With your last edit, it's now somewhat clear what you're actually doing, so:
For the 1. case, j > -1
This can never happen. j is an unsigned int, and -1 converted to an unsigned value will correspond to a value with all bits being set. That's the same as UINT_MAX, and j can never be greater than that. So gcc eliminates the loop, since its condition will always be false
For the 2. case, j >= -1:
This can happen. j can surely become (unsigned int)-1, or UINT_MAX as mentioned above. The loop is not eliminated.
what is exactly the optimization level of -S option when it compile file? (-O0.5?)
The optimization level is controlled with the -O flag. The -S does not impact optimization. The default optimization if no -O flag is given is -O0 (no optimization)
-S doesn't optimize. -O0, on the other hand, disables all and any optimizations, even the default ones.
So the effect that you see is that you're "enabling" the default optimizations if you use just -S.
Use -S with various -O options to see the effect on the assembler code.

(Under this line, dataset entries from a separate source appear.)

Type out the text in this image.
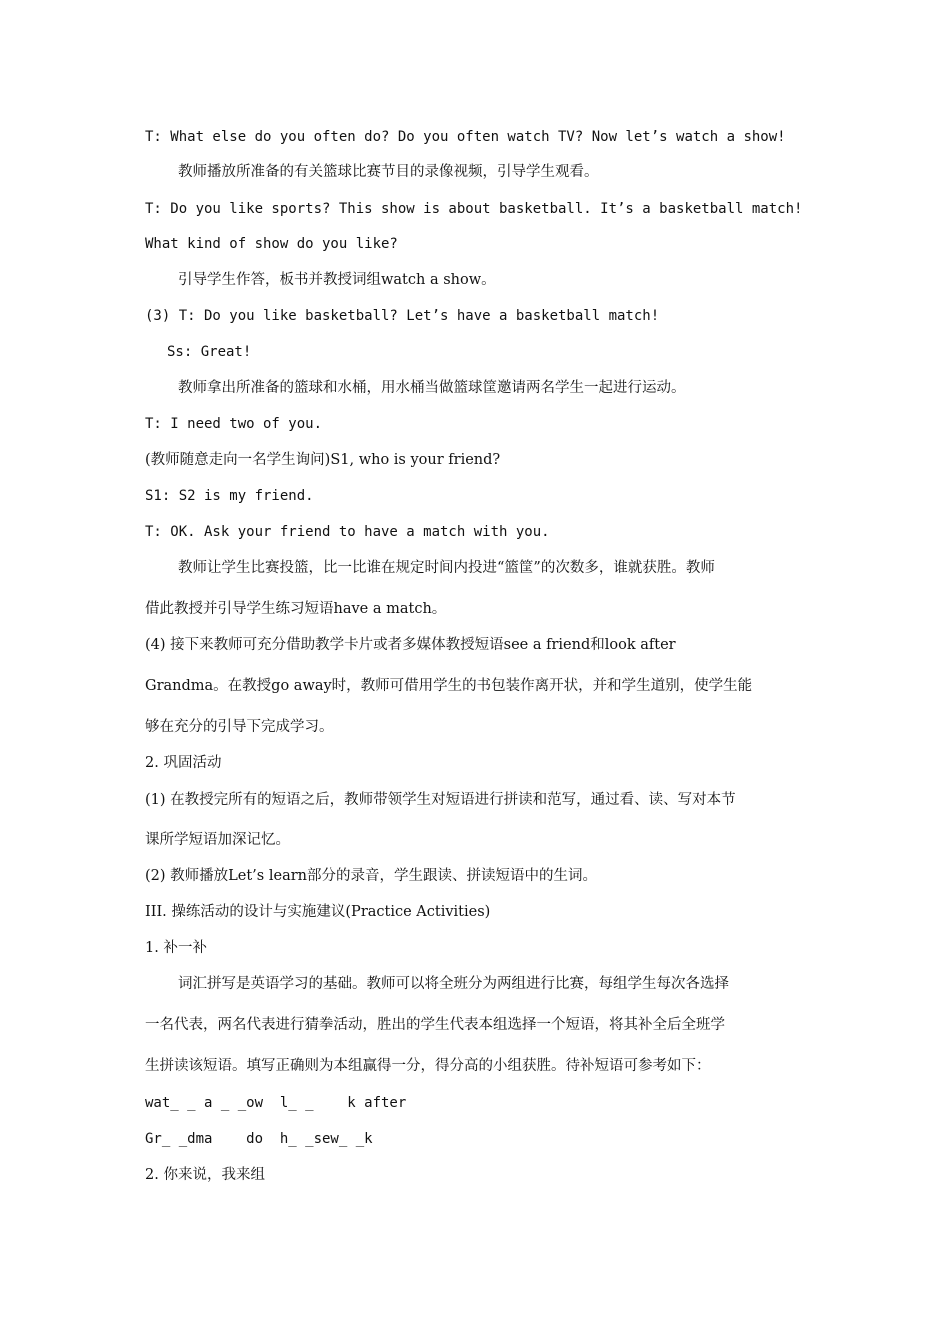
T: What else do you often do? Do you often watch TV? Now let’s watch a show!
教师播放所准备的有关篮球比赛节目的录像视频，引导学生观看。
T: Do you like sports? This show is about basketball. It’s a basketball match!
What kind of show do you like?
引导学生作答，板书并教授词组watch a show。
(3) T: Do you like basketball? Let’s have a basketball match!
Ss: Great!
教师拿出所准备的篮球和水桶，用水桶当做篮球筐邀请两名学生一起进行运动。
T: I need two of you.
(教师随意走向一名学生询问)S1, who is your friend?
S1: S2 is my friend.
T: OK. Ask your friend to have a match with you.
教师让学生比赛投篮，比一比谁在规定时间内投进“篮筐”的次数多，谁就获胜。教师
借此教授并引导学生练习短语have a match。
(4) 接下来教师可充分借助教学卡片或者多媒体教授短语see a friend和look after
Grandma。在教授go away时，教师可借用学生的书包装作离开状，并和学生道别，使学生能
够在充分的引导下完成学习。
2. 巩固活动
(1) 在教授完所有的短语之后，教师带领学生对短语进行拼读和范写，通过看、读、写对本节
课所学短语加深记忆。
(2) 教师播放Let’s learn部分的录音，学生跟读、拼读短语中的生词。
III. 操练活动的设计与实施建议(Practice Activities)
1. 补一补
词汇拼写是英语学习的基础。教师可以将全班分为两组进行比赛，每组学生每次各选择
一名代表，两名代表进行猜拳活动，胜出的学生代表本组选择一个短语，将其补全后全班学
生拼读该短语。填写正确则为本组赢得一分，得分高的小组获胜。待补短语可参考如下：
wat_ _ a _ _ow  l_ _    k after
Gr_ _dma    do  h_ _sew_ _k
2. 你来说，我来组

EDIT I've been using GCC since about 2.6 (in 1994). I'm pretty sure I remember that in some versions, the compiler would do default optimizations that you could disable with -O0 to debug the compiler (i.e. gcc ... crashes, gcc -O0 ... doesn't crash -> congrats, you found a bug).
But that doesn't seem to be the case here. I get the same assembler output for -S, -O0 and not giving either. So it seems that the simple optimizations (like if(0){} to comment out a code block) are always applied, no matter which optimization level is selected.
Therefore, I'd say is that original statement above:
At -O0, both loops are generated. At -O1, both loops are optimized out. (Thanks #Raymond Chen for reminder. cited from his comments) (using the -S just optimize one loop out)
is not correct to begin with (at least for GCC 4.8.2). The only other alternative is that the GCC version used by the OP (4.8) has a bug when it comes to enabling/disabling optimizer options.